Models and methods in machine learning are further divided based on the type of problem we are trying to solve:

• Classification is the determination of a label or category. The process of finding a correct diagnosis, based on symptoms, patient history and test results would therefore be a classification problem.
• Regression is used when predicting a number — for example the amount of days until an event (death or patient discharge from the hospital) occurs.
• Clustering is the recognition of patterns in data. An example from epidemiology would be the identification of risk factors of a specific disease.

From the examples listed above we can see, that the description, identification of patterns and prediction of patient outcome are all machine learning methods used in data analysis, however, there is so much more to it.

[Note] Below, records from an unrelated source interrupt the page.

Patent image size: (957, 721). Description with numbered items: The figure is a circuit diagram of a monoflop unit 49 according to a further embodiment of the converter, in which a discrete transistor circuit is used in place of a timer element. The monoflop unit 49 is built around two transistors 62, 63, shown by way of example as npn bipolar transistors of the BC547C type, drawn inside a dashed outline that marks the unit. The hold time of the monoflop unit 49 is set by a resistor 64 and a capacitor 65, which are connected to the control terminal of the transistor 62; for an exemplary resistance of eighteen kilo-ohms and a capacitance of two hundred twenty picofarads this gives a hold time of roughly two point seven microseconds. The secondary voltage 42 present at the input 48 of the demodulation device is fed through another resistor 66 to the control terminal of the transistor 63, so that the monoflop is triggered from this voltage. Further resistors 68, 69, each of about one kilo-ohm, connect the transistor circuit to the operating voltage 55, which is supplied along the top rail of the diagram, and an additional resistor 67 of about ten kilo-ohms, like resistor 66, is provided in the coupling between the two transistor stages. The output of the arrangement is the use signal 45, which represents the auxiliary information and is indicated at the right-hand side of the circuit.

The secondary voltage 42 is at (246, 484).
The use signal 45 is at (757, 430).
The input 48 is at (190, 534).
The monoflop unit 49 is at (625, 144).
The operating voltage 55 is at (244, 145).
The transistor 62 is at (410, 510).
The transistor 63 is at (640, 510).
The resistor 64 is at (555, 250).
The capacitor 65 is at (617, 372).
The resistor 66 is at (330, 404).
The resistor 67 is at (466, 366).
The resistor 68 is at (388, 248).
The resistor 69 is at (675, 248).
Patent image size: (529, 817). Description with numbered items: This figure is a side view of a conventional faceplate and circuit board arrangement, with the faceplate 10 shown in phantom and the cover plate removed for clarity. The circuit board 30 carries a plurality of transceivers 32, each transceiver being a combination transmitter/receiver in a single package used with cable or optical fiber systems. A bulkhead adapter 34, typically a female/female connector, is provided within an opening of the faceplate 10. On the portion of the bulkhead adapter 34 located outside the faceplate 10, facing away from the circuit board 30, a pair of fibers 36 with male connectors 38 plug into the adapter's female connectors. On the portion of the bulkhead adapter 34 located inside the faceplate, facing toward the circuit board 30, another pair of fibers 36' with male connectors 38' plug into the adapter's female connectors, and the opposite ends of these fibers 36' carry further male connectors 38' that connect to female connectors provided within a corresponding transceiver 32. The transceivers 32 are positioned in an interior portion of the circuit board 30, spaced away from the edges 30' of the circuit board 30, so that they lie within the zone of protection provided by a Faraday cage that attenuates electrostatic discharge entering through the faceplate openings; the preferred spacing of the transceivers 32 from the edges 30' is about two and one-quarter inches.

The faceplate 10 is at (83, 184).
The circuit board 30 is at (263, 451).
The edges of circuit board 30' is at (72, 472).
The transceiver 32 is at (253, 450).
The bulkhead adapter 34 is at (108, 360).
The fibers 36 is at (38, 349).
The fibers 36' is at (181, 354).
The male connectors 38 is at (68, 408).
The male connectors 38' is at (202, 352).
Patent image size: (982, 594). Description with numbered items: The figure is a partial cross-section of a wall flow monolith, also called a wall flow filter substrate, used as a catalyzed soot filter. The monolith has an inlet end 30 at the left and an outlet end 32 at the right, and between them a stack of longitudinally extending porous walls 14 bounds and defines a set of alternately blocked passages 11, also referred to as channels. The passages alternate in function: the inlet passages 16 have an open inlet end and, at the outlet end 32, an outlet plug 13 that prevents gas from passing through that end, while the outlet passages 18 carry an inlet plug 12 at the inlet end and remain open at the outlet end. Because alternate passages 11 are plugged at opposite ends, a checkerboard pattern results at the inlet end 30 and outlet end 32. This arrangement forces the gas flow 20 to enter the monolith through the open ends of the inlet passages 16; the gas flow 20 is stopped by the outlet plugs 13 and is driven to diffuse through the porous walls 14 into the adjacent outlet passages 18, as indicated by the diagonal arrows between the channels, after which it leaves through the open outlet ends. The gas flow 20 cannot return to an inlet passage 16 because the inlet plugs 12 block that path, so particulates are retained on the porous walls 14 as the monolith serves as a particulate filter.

Click the image for an interactive diagram.

It’s time for a new era

Both machine learning and artificial intelligence are terms described in the 1950s. Back then algorithms were defined and calculated on paper. The following factors account for the rising interest in innovation in this field:

• Processing power plays a major role in the construction of a complex algorithm. A billion-fold increase in computing power since 1956 allows us to analyze large amounts of data using only our laptops.
• Data collection is at its peak in the 21st century. As more hospitals turn away from paper and wearable devices hit the market, we are transitioning into a data driven world.
• Technological literacy among the younger generation of doctors and the awareness about the importance of data has created a booming demand for new technological solutions in medicine and research.

So far, the use of machine learning in medicine has been limited to simple algorithms that are prone to being inaccurate. More complex tasks will become solvable as the future brings more technological advancements.

However, medical practitioners across the world should not panic over being replaced by machines. On the contrary, doctors will find these advancements useful in helping them carry out their jobs with greater precision and efficiency.

Man and computer are capable of achieving together what neither of them can alone.